The Presidency on Monday said President Bola Tinubu’s participation in the 2026 Africa-France Summit in Nairobi, Kenya, is aimed at advancing Nigeria’s economic reform agenda while strengthening Africa’s broader push for sustainable growth and investment-driven development.
Presidential spokesperson, Daniel Bwala, disclosed this while briefing journalists on the sidelines of the summit in Nairobi, describing the conference as strategically important for Nigeria and the African continent.
According to him, the summit comes at a critical period when African countries are pursuing reforms designed to create more attractive investment climates and reposition the continent for long-term economic prosperity.
Bwala said President Tinubu considered the summit highly significant because six of the seven thematic areas slated for discussion align directly with the administration’s Renewed Hope Agenda.
The areas, he noted, include international financial restructuring, artificial intelligence, agriculture, blue economy and broader economic transformation initiatives already being implemented by the Nigerian government.
“For us as a country and of course the leading country in Africa in many respects, the President deems it a strategic meeting because six of the seven thematic areas happen to fall in line with the Renewed Hope policy programmes we started implementing from day one,” Bwala said.
He pointed to Nigeria’s ongoing financial reforms, including the unification of the foreign exchange market, as practical examples of policies designed to restore investor confidence and stabilise the economy.
“Take for example international financial restructuring, we have seen the restructuring taking place in Nigeria which has given confidence in the naira,” he added.
The presidential spokesman also highlighted Nigeria’s increasing deployment of artificial intelligence and digital technology, stressing that the country’s youthful population presents enormous opportunities for innovation-led growth.

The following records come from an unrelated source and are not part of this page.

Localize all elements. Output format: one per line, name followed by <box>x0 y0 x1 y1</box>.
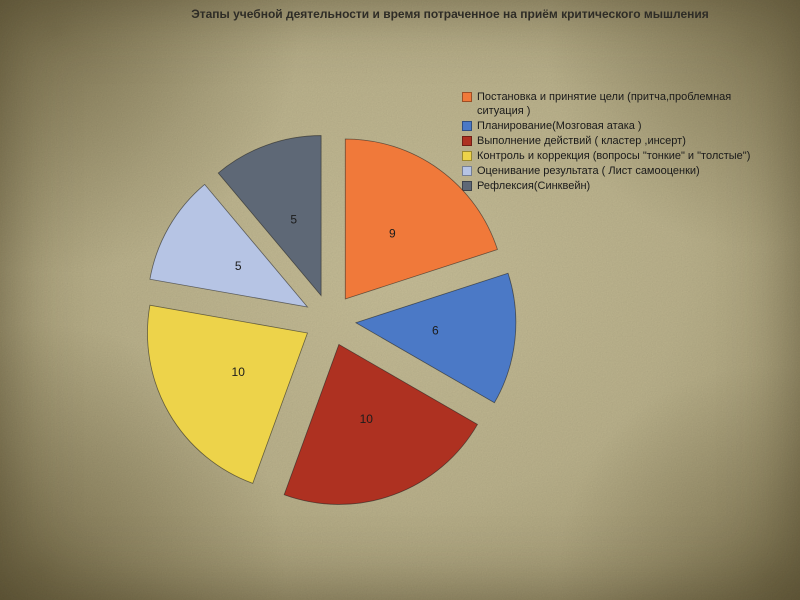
legend-swatch <box>462 121 472 131</box>
legend-item: Выполнение действий ( кластер ,инсерт) <box>462 134 762 148</box>
legend-item: Постановка и принятие цели (притча,пробл… <box>462 90 762 118</box>
legend-item: Контроль и коррекция (вопросы "тонкие" и… <box>462 149 762 163</box>
pie-slice-label: 10 <box>360 412 374 426</box>
legend-swatch <box>462 166 472 176</box>
legend-label: Рефлексия(Синквейн) <box>477 180 591 192</box>
legend-label: Контроль и коррекция (вопросы "тонкие" и… <box>477 150 751 162</box>
pie-slice-label: 10 <box>232 365 246 379</box>
chart-title: Этапы учебной деятельности и время потра… <box>191 7 709 21</box>
pie-chart: 9 6 10 10 5 5 <box>147 135 517 505</box>
legend-item: Планирование(Мозговая атака ) <box>462 119 762 133</box>
legend-swatch <box>462 136 472 146</box>
pie-slice <box>149 183 309 308</box>
pie-slice <box>283 343 479 505</box>
legend-item: Оценивание результата ( Лист самооценки) <box>462 164 762 178</box>
chart-legend: Постановка и принятие цели (притча,пробл… <box>462 90 762 193</box>
pie-slice <box>344 138 498 300</box>
legend-swatch <box>462 92 472 102</box>
legend-label: Постановка и принятие цели (притча,пробл… <box>477 91 732 117</box>
legend-swatch <box>462 181 472 191</box>
pie-slice <box>354 272 517 404</box>
legend-label: Выполнение действий ( кластер ,инсерт) <box>477 135 686 147</box>
pie-slice-label: 5 <box>235 259 242 273</box>
legend-label: Оценивание результата ( Лист самооценки) <box>477 165 700 177</box>
legend-label: Планирование(Мозговая атака ) <box>477 120 642 132</box>
pie-slice <box>147 304 309 484</box>
pie-slice <box>217 135 322 297</box>
legend-swatch <box>462 151 472 161</box>
pie-slice-label: 9 <box>389 226 396 240</box>
pie-slice-label: 5 <box>290 213 297 227</box>
pie-slice-label: 6 <box>432 323 439 337</box>
legend-item: Рефлексия(Синквейн) <box>462 179 762 193</box>
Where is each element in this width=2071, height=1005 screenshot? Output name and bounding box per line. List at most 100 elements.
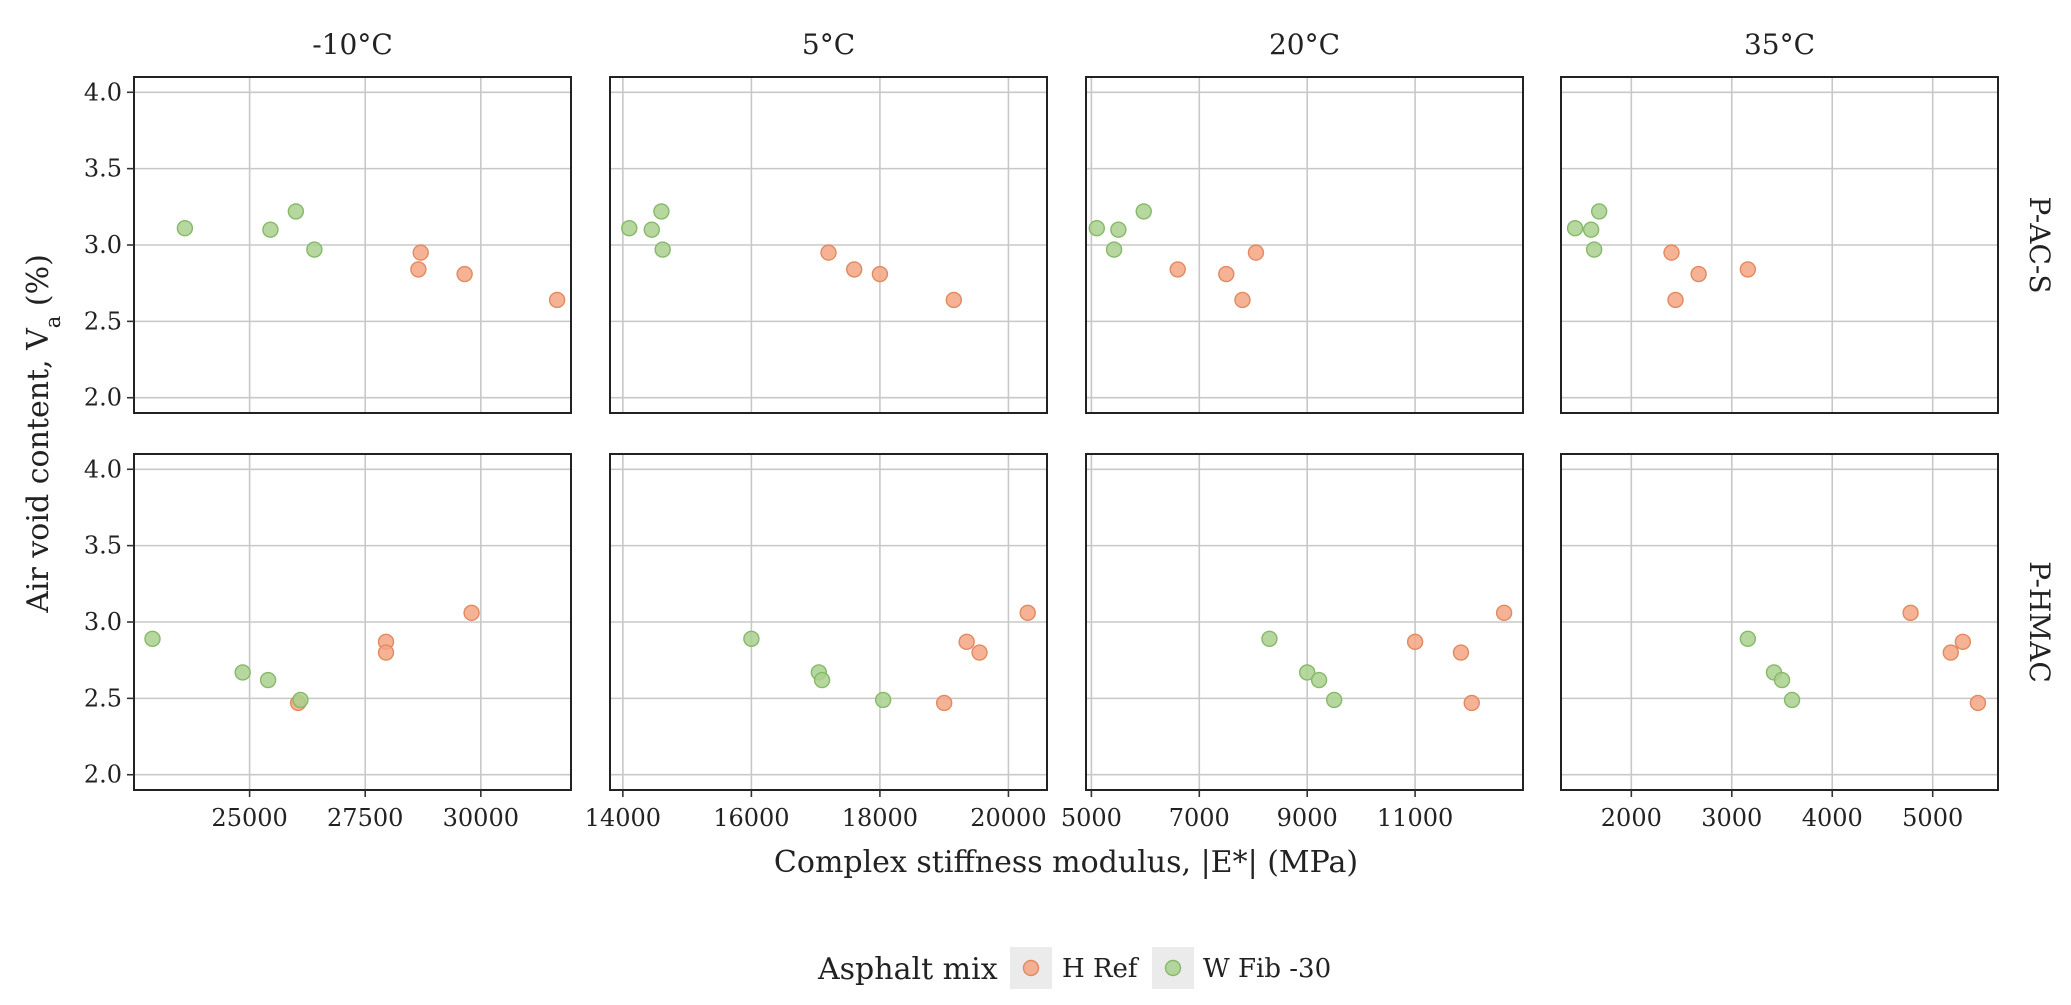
data-point-w-fib-30 xyxy=(1088,219,1105,237)
data-point-h-ref xyxy=(412,244,429,261)
data-point-w-fib-30 xyxy=(262,221,279,238)
facet-row-label: P-AC-S xyxy=(2023,196,2056,293)
data-point-h-ref xyxy=(1452,644,1470,661)
x-tick-label: 2000 xyxy=(1601,804,1662,832)
facet-column-label: -10°C xyxy=(312,28,393,61)
data-point-h-ref xyxy=(1690,265,1707,283)
panel-border xyxy=(609,453,1048,791)
data-point-h-ref xyxy=(1234,291,1251,309)
x-tick-label: 3000 xyxy=(1701,804,1762,832)
data-point-h-ref xyxy=(1954,633,1972,651)
data-point-w-fib-30 xyxy=(287,203,305,220)
y-axis-title-part: (%) xyxy=(21,254,56,315)
x-tick-label: 27500 xyxy=(327,804,403,832)
panel-border xyxy=(1085,453,1524,791)
data-point-h-ref xyxy=(945,291,963,309)
data-point-w-fib-30 xyxy=(643,221,660,238)
legend-title: Asphalt mix xyxy=(817,952,998,987)
data-point-w-fib-30 xyxy=(654,241,671,258)
data-point-h-ref xyxy=(1667,291,1684,309)
y-tick-label: 2.0 xyxy=(84,384,122,412)
y-tick-label: 4.0 xyxy=(84,455,122,483)
data-point-w-fib-30 xyxy=(144,630,161,647)
data-point-w-fib-30 xyxy=(1325,691,1343,709)
facet-column-label: 5°C xyxy=(802,28,855,61)
y-tick-label: 2.0 xyxy=(84,761,122,789)
data-point-w-fib-30 xyxy=(1585,241,1603,258)
data-point-h-ref xyxy=(410,261,427,278)
x-tick-label: 5000 xyxy=(1902,804,1963,832)
data-point-h-ref xyxy=(1902,604,1919,622)
x-tick-label: 16000 xyxy=(713,804,789,832)
data-point-w-fib-30 xyxy=(621,219,638,237)
x-tick-label: 20000 xyxy=(970,804,1046,832)
y-tick-label: 3.0 xyxy=(84,231,122,259)
data-point-h-ref xyxy=(1247,244,1265,261)
facet-column-label: 20°C xyxy=(1269,28,1340,61)
data-point-w-fib-30 xyxy=(1110,221,1127,238)
y-axis-title-part: a xyxy=(41,316,65,329)
data-point-w-fib-30 xyxy=(1105,241,1123,258)
data-point-w-fib-30 xyxy=(234,664,251,681)
panel-border xyxy=(1560,76,1999,414)
data-point-w-fib-30 xyxy=(1582,221,1600,238)
data-point-h-ref xyxy=(1218,265,1235,283)
x-axis-title: Complex stiffness modulus, |E*| (MPa) xyxy=(774,845,1358,880)
data-point-w-fib-30 xyxy=(1298,664,1316,681)
data-point-h-ref xyxy=(1663,244,1680,261)
data-point-w-fib-30 xyxy=(1566,219,1584,237)
data-point-w-fib-30 xyxy=(743,630,760,647)
y-tick-label: 3.5 xyxy=(84,155,122,183)
panel-border xyxy=(609,76,1048,414)
x-tick-label: 14000 xyxy=(585,804,661,832)
legend-key-w-fib-30 xyxy=(1164,959,1182,977)
x-tick-label: 7000 xyxy=(1169,804,1230,832)
data-point-w-fib-30 xyxy=(1135,203,1152,220)
y-tick-label: 3.5 xyxy=(84,532,122,560)
panel-border xyxy=(1560,453,1999,791)
facet-row-label: P-HMAC xyxy=(2023,561,2056,683)
data-point-w-fib-30 xyxy=(1773,671,1791,689)
data-point-w-fib-30 xyxy=(259,671,277,689)
data-point-h-ref xyxy=(820,244,837,261)
data-point-h-ref xyxy=(871,265,889,283)
x-tick-label: 9000 xyxy=(1277,804,1338,832)
y-tick-label: 2.5 xyxy=(84,307,122,335)
legend-label-w-fib-30: W Fib -30 xyxy=(1203,954,1331,984)
data-point-h-ref xyxy=(1169,261,1186,278)
x-tick-label: 30000 xyxy=(443,804,519,832)
data-point-h-ref xyxy=(456,265,473,283)
data-point-w-fib-30 xyxy=(176,219,194,237)
data-point-h-ref xyxy=(935,694,953,712)
x-tick-label: 5000 xyxy=(1061,804,1122,832)
x-tick-label: 25000 xyxy=(211,804,287,832)
data-point-w-fib-30 xyxy=(1261,630,1278,647)
y-tick-label: 3.0 xyxy=(84,608,122,636)
data-point-h-ref xyxy=(1495,604,1513,622)
y-axis-title: Air void content, Va (%) xyxy=(21,254,65,614)
y-axis-title-part: Air void content, V xyxy=(21,327,56,614)
panel-border xyxy=(1085,76,1524,414)
data-point-h-ref xyxy=(548,291,566,309)
y-tick-label: 2.5 xyxy=(84,684,122,712)
data-point-w-fib-30 xyxy=(306,241,323,258)
y-tick-label: 4.0 xyxy=(84,78,122,106)
x-tick-label: 18000 xyxy=(842,804,918,832)
data-point-h-ref xyxy=(377,644,395,661)
data-point-w-fib-30 xyxy=(1739,630,1757,647)
data-point-w-fib-30 xyxy=(1783,691,1801,709)
data-point-w-fib-30 xyxy=(292,691,309,709)
data-point-h-ref xyxy=(958,633,975,651)
data-point-h-ref xyxy=(971,644,988,661)
data-point-h-ref xyxy=(1406,633,1424,651)
legend-key-h-ref xyxy=(1022,959,1040,977)
data-point-w-fib-30 xyxy=(1590,203,1608,220)
x-tick-label: 4000 xyxy=(1802,804,1863,832)
data-point-w-fib-30 xyxy=(813,671,831,689)
facet-column-label: 35°C xyxy=(1744,28,1815,61)
data-point-h-ref xyxy=(846,261,863,278)
data-point-h-ref xyxy=(1969,694,1987,712)
data-point-h-ref xyxy=(1019,604,1036,622)
data-point-h-ref xyxy=(1463,694,1480,712)
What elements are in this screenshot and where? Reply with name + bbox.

On agriculture, Bwala said Nigeria’s estimated 30 million hectares of arable land position the country as a major investment destination in food production and agro-industrial development.
He explained that the broader objective of the summit is to encourage African countries to harness their own resources and build prosperous economies with less dependence on external support.
“These are areas they intend to focus on and the whole concept of the summit is to create the sense that Africa by itself can create the economy it deserves rather than this dependency on the rest of the world,” he said.
Bwala stated that Tinubu would participate in three plenary sessions during the summit, where he is expected to showcase Nigeria’s reform efforts in finance, agriculture and the blue economy as examples other African countries can adapt.
He said the President’s engagements would focus on creating mutually beneficial investment opportunities capable of delivering sustainable returns while accelerating economic growth across Africa.
“Not just bringing investment to Nigeria or Africa, but participating in investments that guarantee returns on investment,” Bwala explained.
The spokesman further revealed that Tinubu’s participation later this week at the Africa CEO Forum in Kigali, Rwanda, would reinforce Nigeria’s commitment to strengthening strategic economic partnerships across the continent.
“The President intends to move to Kigali to continue the conversation with African CEOs. It is strategic, important, and most of the thematic areas already align with what we are doing in Nigeria,” he said.
The Africa-France Summit, themed “Africa Forward: Africa-France Partnerships for Innovation and Growth,” is expected to focus on energy transition, digital transformation, climate action, industrialisation and reforms in global financing systems.